THL inhibits the neurite outgrowth response stimulated by FGF2. Rat cerebellar neurons were isolated at postnatal day 2 and cultured over monolayers of 3T3 cells in control media or media supplemented with 5 ng/ml FGF2, 5 ng/ml BDNF, or 0.2 μM WIN55,2122-2 as indicated. The experiments were done in the absence (white bars) and presence (black bars) of 10 μM THL. After 18 h, the cultures were fixed and stained for GAP-43, and the mean length of the longest neurite was determined from ∼140 neurons under each culture condition. For the control and FGF2 data, results were pooled from three independent experiments. For the BDNF and CB1 agonist data, the results were pooled from two independent experiments. Bars show SEM. Dose–response experiments (not depicted) indicated an IC₅₀ = 2 μM for the inhibition by THL of FGF2 response.

Figure 4.

Expression of the novel lipases in the mouse nervous system.
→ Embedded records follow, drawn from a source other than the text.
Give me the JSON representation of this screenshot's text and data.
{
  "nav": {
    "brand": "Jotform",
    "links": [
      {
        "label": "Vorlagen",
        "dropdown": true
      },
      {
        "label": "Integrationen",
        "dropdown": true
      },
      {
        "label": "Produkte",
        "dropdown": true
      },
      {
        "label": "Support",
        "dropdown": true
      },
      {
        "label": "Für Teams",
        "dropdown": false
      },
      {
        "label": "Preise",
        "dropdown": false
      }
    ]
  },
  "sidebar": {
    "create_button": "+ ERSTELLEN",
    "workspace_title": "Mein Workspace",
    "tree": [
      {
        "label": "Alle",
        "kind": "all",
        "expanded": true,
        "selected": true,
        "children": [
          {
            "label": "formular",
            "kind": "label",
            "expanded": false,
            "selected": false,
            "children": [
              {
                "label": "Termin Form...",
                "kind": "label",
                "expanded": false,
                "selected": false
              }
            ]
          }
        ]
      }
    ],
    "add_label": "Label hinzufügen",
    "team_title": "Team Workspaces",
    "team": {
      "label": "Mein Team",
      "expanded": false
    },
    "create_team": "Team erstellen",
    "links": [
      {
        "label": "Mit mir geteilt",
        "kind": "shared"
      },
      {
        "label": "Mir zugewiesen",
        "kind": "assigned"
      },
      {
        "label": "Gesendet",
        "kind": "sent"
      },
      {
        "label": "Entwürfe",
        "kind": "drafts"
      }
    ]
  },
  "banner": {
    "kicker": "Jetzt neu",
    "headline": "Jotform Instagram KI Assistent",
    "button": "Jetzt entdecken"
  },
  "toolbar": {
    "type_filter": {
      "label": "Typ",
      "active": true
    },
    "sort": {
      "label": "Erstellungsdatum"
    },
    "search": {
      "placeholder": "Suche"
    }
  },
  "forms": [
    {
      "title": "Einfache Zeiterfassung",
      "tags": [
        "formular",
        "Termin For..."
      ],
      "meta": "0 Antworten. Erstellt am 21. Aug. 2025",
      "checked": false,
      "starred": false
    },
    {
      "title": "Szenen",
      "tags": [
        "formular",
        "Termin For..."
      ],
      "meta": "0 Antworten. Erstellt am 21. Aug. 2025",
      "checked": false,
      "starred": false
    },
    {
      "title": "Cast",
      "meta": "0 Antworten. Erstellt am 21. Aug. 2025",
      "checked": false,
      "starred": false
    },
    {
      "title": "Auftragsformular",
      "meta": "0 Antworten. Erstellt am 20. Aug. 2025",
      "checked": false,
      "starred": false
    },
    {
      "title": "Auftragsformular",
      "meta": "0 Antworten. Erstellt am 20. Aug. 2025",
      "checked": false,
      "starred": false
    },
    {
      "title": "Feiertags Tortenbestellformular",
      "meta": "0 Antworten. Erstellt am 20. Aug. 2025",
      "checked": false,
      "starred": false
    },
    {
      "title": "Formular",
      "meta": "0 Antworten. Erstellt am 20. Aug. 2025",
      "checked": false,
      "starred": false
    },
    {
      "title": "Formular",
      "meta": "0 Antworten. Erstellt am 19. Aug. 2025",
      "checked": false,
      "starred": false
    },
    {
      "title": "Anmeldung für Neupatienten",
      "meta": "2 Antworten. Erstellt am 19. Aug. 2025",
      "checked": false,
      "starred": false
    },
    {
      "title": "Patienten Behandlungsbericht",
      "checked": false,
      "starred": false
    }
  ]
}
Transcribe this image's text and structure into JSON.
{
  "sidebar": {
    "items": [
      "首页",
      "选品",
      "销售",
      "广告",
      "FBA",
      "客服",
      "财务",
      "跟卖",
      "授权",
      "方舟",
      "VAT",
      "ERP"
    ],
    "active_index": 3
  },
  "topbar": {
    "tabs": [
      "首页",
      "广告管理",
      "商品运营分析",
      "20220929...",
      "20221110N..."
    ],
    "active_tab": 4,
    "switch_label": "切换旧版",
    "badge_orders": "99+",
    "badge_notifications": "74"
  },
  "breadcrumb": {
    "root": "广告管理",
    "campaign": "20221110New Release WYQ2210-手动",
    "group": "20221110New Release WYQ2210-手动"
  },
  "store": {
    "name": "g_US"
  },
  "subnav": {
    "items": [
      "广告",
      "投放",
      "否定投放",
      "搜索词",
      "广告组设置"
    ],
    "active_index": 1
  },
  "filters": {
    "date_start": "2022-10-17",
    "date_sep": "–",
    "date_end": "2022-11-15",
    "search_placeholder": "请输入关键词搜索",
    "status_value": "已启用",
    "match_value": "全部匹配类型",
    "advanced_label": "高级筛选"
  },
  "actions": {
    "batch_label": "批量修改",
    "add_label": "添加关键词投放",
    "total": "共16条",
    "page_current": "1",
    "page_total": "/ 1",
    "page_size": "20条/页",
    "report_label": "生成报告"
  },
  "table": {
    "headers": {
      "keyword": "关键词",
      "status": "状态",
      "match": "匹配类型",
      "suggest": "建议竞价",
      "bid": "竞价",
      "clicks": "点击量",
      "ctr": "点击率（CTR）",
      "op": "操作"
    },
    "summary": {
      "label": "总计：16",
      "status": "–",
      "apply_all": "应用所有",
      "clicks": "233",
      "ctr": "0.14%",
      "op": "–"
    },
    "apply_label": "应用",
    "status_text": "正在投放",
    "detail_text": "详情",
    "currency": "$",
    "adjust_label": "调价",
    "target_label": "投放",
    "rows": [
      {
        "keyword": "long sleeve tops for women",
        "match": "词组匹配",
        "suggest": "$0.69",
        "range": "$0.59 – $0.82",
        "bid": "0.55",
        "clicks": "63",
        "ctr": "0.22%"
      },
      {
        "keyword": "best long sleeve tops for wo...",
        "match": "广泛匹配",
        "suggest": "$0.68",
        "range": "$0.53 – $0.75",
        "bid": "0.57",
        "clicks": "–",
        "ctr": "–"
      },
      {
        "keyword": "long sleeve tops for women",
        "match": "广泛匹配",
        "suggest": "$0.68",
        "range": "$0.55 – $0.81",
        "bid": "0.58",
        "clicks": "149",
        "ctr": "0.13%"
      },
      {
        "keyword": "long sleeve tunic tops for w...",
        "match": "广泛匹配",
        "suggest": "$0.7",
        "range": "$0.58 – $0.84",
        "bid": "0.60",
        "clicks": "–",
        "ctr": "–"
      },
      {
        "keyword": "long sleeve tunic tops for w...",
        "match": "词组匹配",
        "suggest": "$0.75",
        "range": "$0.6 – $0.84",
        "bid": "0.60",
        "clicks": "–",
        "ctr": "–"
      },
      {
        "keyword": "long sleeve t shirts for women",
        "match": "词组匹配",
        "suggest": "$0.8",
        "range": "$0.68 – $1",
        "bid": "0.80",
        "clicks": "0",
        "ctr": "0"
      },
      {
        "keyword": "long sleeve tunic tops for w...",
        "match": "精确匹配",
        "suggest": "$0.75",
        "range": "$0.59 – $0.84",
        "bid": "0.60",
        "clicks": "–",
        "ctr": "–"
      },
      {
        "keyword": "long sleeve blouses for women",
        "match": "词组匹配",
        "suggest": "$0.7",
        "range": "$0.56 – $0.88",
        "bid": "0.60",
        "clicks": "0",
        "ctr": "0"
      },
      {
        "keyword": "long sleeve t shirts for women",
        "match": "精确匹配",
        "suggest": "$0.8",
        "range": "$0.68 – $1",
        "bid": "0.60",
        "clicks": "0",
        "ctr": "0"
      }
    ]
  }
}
DAGLα (a) and DAGβ (b) are expressed in neurofilament-positive axonal tracts (c) in the embryonic spinal cord (day 10). DAGLβ is expressed in the embryonic retinal ganglion fiber layer and optic nerve at day 14 (d). Note the lack of expression of DAGLα in the optic (e) and anterior commissures (f) in the adult. This contrasts with strong staining for the CB1 receptor in these tracts (g and h). DAGLα (i) and DAGLβ (j) expression in the adult cerebellum is restricted to the deep cerebellar nuclei and synaptic fields, including the Purkinje cell dendrites (k). Bar: (a–c) ∼130 μm; (d) ∼220 μm; (e–j) ∼500 μm; (k) ∼20 μm.

Figure 5.

Relative expression of mouse and human DAGLα in various adult tissues. TaqMan RT-RCR was used to measure the relative level of mouse (top) and human (bottom) DAGLα transcripts in various tissues as indicated. In both instances, the number of mRNA copies detected for DAGLα was divided by the number of mRNA copies of GAPDH and β-actin detected in each sample. The average of these two figures are plotted. For the human, data were obtained for two males and two females; there were no obvious gender differences, and the results from all four individuals were pooled.